When you want only the very best handmade roof tiles, Heritage Clay Tiles Ltd are the company that delivers first time, every time. Our dedicated team of professionals have over fifty years of roofing industry experience, you really could not ask for a better product range or customer service experience when ordering from us.

Heritage Clay Tiles Ltd have a fantastic team of professionals who we are extremely proud of. They know the roofing tile industry inside out and are always on hand to take your enquiries, orders and help in any way they can to ensure that your build goes smoothly and according to plan, whilst remaining firmly within your budget.

We are the United Kingdoms premier supplier of high quality handmade roof tiles, peg tiles and machine made tiles. We have the reputation for delivering on our promise to our valued customers that other tile companies can only try to emulate.

Our handmade roof tiles are manufactured using very traditional skills when coupled with modern kiln technology, the Heritage Tile range is the best money can buy. Our unique service offers our customers the sort of tiles that will set their project apart from the rest.

We stock a very wide colour choice, including innovative shades and custom built styles of handmade roof tiles. This gives the architect, builder or homeowner complete peace of mind when creating the perfect design that will enhance any building project. Why not check out the tile blending tool on our website, we think you will find it a very useful method of achieving the perfect blend of handmade roof tiles.
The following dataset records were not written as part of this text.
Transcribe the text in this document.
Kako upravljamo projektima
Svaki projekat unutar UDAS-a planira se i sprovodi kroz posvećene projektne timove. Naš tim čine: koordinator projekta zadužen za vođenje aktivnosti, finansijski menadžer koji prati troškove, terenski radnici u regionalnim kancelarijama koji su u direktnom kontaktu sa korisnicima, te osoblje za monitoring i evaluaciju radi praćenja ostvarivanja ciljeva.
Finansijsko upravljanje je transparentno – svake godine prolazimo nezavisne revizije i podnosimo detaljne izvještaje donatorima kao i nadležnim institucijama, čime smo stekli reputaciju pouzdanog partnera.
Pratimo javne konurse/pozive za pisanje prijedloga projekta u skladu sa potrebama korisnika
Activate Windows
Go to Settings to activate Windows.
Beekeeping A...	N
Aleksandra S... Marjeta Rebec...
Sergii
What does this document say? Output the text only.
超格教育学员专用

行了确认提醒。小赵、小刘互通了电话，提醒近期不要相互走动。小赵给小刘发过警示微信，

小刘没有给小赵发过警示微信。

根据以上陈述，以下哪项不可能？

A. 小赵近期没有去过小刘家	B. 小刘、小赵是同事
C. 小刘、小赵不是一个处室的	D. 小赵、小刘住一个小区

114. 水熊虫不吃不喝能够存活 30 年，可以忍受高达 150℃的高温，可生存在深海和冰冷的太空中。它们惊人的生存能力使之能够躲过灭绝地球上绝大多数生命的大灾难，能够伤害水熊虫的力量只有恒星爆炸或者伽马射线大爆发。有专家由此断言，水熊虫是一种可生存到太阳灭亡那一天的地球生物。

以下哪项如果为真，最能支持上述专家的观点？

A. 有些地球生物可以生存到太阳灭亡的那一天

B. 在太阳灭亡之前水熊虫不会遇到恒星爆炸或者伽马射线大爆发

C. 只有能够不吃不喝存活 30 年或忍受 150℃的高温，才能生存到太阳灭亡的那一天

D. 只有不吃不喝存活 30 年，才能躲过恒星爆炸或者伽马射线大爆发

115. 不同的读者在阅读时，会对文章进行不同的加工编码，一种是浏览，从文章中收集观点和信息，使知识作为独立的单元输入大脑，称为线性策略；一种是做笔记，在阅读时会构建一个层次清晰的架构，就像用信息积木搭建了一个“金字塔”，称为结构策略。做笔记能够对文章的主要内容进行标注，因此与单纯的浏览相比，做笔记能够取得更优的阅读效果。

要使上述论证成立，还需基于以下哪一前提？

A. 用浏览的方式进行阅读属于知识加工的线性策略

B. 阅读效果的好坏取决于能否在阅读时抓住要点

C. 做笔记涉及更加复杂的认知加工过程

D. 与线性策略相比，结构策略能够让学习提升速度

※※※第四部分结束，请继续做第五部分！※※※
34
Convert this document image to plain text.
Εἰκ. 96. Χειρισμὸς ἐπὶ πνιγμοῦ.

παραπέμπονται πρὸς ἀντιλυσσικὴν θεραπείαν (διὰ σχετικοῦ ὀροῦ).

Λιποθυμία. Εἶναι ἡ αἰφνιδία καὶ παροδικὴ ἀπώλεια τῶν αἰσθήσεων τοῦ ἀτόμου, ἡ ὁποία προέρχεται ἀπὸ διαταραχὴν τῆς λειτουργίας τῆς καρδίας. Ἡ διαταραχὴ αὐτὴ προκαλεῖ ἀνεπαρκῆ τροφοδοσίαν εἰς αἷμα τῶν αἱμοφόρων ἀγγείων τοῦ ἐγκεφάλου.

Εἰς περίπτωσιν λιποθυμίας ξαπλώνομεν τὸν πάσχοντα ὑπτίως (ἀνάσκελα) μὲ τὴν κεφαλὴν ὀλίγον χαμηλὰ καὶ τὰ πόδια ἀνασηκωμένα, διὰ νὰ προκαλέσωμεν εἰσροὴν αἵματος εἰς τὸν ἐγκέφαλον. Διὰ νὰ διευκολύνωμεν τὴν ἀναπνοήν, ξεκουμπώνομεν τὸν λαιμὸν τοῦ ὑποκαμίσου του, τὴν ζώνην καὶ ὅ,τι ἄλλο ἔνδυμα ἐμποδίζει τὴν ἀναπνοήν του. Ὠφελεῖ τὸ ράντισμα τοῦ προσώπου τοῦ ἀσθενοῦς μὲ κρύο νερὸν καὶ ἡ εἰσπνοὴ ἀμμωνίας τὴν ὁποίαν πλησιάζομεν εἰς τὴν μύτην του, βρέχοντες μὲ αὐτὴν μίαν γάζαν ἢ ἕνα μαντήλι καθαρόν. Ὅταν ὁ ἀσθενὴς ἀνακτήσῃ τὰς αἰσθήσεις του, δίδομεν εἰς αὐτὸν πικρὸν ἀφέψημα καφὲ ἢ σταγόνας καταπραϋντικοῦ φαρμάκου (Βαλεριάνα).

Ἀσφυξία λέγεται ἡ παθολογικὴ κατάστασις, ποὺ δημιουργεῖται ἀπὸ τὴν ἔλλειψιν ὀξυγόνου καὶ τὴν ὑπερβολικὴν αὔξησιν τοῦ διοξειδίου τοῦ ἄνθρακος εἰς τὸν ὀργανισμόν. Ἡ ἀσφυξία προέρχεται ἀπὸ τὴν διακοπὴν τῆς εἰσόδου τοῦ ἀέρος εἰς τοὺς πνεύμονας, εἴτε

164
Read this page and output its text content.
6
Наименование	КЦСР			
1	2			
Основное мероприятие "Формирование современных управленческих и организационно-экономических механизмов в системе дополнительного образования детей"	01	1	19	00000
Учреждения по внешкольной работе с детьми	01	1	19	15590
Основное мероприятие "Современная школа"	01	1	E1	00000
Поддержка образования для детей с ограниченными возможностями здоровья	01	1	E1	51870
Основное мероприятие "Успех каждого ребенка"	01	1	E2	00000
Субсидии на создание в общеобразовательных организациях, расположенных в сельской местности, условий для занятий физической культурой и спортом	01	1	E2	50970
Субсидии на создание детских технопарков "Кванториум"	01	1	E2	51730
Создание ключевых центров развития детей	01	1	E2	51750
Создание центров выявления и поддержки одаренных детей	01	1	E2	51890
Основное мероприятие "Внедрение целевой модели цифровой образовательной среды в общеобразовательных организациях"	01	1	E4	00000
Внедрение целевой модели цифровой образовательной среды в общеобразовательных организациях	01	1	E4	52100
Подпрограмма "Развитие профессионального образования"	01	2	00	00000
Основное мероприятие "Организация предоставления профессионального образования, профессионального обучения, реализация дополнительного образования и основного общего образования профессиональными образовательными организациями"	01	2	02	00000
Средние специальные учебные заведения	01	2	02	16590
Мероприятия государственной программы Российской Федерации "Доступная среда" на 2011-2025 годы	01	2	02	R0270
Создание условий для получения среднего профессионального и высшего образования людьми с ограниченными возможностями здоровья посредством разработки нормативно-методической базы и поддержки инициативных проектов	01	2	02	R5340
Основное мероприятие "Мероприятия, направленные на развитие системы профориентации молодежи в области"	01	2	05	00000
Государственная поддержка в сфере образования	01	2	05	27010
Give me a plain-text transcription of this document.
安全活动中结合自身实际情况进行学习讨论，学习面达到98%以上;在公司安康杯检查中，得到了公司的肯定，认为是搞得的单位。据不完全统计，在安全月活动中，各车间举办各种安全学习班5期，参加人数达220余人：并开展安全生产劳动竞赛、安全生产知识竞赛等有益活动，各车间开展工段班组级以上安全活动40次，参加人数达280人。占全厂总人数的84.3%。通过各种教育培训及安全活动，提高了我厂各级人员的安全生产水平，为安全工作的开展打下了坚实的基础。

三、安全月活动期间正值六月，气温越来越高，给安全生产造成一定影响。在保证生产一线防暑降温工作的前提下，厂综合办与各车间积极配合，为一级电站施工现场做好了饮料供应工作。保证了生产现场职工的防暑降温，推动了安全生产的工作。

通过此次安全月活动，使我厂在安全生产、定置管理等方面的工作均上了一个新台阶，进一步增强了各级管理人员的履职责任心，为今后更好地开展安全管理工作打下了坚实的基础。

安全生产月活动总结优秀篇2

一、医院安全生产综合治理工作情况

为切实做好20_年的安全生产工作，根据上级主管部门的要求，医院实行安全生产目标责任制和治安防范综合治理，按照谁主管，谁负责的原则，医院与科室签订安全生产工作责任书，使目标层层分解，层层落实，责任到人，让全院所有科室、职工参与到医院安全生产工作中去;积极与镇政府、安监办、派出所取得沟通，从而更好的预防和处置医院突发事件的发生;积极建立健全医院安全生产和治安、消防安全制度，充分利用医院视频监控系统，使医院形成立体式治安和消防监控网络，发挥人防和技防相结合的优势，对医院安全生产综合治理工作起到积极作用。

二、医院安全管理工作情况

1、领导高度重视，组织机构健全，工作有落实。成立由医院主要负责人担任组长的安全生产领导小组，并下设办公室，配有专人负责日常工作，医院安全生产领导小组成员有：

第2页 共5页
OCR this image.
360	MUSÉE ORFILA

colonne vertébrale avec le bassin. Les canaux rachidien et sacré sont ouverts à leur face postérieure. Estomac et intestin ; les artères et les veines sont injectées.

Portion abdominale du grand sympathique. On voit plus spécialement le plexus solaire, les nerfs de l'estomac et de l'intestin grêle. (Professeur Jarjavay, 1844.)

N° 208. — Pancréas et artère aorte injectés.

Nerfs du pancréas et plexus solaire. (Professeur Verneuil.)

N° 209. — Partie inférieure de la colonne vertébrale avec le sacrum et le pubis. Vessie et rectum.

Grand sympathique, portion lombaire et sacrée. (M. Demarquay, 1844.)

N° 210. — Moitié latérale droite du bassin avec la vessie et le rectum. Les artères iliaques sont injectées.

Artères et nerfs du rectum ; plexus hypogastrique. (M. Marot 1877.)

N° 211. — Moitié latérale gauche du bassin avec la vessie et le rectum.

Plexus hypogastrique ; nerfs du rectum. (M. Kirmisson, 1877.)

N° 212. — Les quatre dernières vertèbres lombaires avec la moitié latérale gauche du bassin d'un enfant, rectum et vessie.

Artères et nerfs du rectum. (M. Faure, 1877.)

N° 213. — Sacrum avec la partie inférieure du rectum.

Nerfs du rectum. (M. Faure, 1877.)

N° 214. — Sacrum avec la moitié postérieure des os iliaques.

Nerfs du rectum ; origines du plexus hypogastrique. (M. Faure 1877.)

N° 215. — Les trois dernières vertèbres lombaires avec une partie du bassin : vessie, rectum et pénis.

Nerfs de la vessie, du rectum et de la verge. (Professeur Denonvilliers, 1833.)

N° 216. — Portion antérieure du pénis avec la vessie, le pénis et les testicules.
A little information about Surrey

Modern Surrey history

Prior to the Great Reform Act of 1832, Surrey returned fourteen Members of Parliament, two representing the county and two each from the six boroughs of Bletchingley, Gatton, Guildford, Haslemere, Reigate and Southwark. For two centuries before the Reform Act, the dominant political network in Surrey was that of the Onslows of Clandon Park, a gentry family established in the county from the early 17th century, who were raised to the peerage in 1716. Members of the family won at least one of two county seats in Surrey, all but three of the thirty general elections between 1628 and 1768, while they took one or both of the seats for their local borough of Guildford in every election from 1660 to 1830, usually representing the Whig Party after its emergence in the late 1670s. Successive heads of the family held the post of Lord Lieutenant of Surrey continuously from 1716 to 1814.

Until the modern era Surrey, apart from its northeastern corner, was quite sparsely populated in comparison with many other parts of southern England, and remained quite rustic despite its short distance to London. Communications began to improve, and the influence of London to increase, with the development of turnpike roads and a stagecoach system in the 18th century. A far more important transformation followed with the arrival of the railways, beginning by the end of the 1830s.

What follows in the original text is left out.